Incumbent Dolores Ortega Carter, 63, who has held the job since 1987, is being challenged by political newcomer Ramey Ko, 33, who has a significant war chest and is getting key endorsements from Democratic Party clubs and stalwarts. As of the last report two weeks ago, Ko has piled up an $80,000 campaign fund and was actively challenging Ortega Carter, who had less than $1,500 – mostly her own money – to run her campaign.

 

All this for a job many believe is as antiquated as the Texas Constitution that mandates it. In Travis County, the job pays $95,248 a year. Nine counties, including many of the state’s large urban counties, including Bexar, El Paso and Tarrant, have gone to the Texas Legislature to have the position abolished. In those counties, the treasurer’s duties have been combined with those of other departments.

 

In Travis County, however, Ortega Carter has led a concentrated effort by the state’s County Treasurers to keep the position.
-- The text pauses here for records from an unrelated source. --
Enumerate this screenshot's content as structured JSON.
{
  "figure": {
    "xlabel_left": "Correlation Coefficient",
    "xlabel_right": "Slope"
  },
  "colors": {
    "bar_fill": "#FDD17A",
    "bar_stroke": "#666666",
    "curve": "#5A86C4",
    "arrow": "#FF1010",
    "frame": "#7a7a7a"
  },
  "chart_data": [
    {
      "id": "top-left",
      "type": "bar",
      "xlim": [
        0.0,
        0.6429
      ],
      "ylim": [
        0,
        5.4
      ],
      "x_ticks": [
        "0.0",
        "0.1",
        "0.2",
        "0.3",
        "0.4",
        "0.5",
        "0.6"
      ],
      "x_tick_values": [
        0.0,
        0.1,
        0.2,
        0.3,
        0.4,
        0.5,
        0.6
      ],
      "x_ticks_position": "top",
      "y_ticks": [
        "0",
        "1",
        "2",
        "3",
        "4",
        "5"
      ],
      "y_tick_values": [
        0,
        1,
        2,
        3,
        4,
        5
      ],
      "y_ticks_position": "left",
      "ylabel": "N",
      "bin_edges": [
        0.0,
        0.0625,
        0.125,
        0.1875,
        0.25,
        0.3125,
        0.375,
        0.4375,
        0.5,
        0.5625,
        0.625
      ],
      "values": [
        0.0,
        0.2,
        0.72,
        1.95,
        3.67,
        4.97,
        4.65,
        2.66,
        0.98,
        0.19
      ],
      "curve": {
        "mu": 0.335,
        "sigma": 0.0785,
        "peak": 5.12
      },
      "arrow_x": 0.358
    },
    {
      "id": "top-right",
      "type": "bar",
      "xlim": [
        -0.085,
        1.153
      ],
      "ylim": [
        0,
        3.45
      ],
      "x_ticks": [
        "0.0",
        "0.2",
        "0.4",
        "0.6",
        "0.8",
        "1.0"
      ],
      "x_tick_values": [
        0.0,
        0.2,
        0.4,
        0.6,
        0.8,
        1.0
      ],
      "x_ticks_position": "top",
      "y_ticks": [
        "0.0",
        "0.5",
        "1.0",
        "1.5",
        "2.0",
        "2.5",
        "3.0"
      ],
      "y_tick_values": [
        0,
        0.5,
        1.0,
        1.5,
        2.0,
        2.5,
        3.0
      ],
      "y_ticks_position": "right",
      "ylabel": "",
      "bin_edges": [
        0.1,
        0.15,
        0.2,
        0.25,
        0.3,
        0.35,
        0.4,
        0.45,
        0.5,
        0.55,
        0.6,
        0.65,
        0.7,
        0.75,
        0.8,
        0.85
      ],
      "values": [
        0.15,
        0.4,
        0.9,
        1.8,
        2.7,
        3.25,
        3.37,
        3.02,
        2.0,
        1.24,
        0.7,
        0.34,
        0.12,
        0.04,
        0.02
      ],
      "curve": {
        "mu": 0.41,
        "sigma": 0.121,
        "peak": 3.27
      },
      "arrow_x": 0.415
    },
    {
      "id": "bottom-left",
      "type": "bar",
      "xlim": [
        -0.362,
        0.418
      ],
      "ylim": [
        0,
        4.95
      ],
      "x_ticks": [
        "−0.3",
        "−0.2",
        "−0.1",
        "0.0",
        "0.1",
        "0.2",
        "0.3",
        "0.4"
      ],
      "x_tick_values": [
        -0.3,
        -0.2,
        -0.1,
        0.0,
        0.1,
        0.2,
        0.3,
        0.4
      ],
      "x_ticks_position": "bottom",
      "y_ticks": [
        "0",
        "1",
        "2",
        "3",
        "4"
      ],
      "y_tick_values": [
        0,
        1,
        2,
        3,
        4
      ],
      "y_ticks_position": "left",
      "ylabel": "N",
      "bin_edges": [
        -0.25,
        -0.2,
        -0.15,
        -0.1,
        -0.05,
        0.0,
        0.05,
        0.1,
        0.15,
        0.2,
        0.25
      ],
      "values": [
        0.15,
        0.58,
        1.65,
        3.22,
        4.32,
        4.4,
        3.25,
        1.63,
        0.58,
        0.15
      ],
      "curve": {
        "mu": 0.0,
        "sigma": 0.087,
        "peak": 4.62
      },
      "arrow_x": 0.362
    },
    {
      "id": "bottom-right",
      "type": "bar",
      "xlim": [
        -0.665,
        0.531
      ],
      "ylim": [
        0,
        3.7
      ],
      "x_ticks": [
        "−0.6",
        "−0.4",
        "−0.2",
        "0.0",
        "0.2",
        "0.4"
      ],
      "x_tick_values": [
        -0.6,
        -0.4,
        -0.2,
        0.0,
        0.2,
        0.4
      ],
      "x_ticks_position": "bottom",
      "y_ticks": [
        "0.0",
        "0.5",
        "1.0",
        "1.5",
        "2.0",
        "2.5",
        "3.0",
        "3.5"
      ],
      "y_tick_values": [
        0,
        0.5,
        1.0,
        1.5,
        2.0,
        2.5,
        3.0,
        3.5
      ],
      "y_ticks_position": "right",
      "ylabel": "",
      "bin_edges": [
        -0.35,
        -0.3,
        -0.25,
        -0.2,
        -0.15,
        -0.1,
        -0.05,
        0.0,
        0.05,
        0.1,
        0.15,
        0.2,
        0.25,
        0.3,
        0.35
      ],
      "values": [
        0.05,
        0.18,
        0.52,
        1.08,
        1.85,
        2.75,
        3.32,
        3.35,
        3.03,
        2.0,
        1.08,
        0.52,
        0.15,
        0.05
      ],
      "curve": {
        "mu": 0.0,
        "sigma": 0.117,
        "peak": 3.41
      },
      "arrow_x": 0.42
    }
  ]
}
Ortega Carter is the immediate Past President of the County Treasurers Association of Texas, a group that represents the 245 counties that still elect the position.

 

“I believe that the office of the County Treasurer must be kept in order to provide the necessary effective essential check and balance system that eliminates fraud and dishonest mistakes” said Ortega Carter in an email to the Monitor. “This elected office answers to the taxpayers and voters of the county. I provide the security and safety of the county funds as mandated by the Commissioners Court.”

 

Her opponent in the race is not openly calling for eliminating the position, but Ko says if he is elected, he would be open to evaluating the position to see if it’s still of value to the taxpayers.

 

“It’s important to assess whether or not the position is still relevant,” Ko said. “I think we need to get someone into the office that has a different mindset about doing the job. I understand that many of the systems used in the Travis County Treasurer’s office are 10 or 15 years behind current standards. We need to see if the position really benefits the taxpayers.”

 

Ko adds that even if he does push to eliminate the position, he would make sure that the seven employees in the Treasurer’s office are transferred to other departments.

 

Ko is a partner at Jung Ko, PLLC in Austin and previously served as an Associate Judge with the City of Austin Municipal Court. He has been active in Democratic politics in Travis County and initially declared he was a candidate for the House District 50 seat vacated by Mark Strama last year. However, just before the filing deadline, he notified his backers that he had decided not to pursue that office. (Note: originally this story said Ko was an active judge.)

 

He said that a number of people in the community had approached him and asked him to run for the County Treasurer job. He said he is running on a platform of investing in Travis County, taxpayer equity and education, and bringing transparency and accountability to the office.

 

Ko says he is spending his relatively large campaign fund conservatively.

 

“We have been doing some social media and phone banking, but mainly I’m just out there knocking on doors,” he said. “I’m planning to produce some campaign signs and some direct mail pieces. We have made a couple of campaign videos that we have posted on YouTube, and we will probably be doing some print ads.”

 

Ortega Carter says she is running on her 27-year record of being in the job.

 

“I am the most qualified and experienced candidate for this job,” she said. “I want to be re-elected to continue my track record as a good public servant, as a contributor and member of the community with integrity and ethics.”

 

Ortega Carter says she doesn’t spend a lot on money on her campaign, but that her grassroots approach has been very effective in past elections.

 

“I have a cabinet that guides the campaign while I attend to the forums and endorsement meetings,” she said. “Our campaign is a very strong grassroots type. We are in touch with the people who care about good effective county government and support an incumbent that has the experience and the passion to safeguard their hard earned dollars.”

 

There is no Republican candidate, so the winner of the March 4 Democratic primary will most likely get the job. Early voting for the primary begins Feb. 18.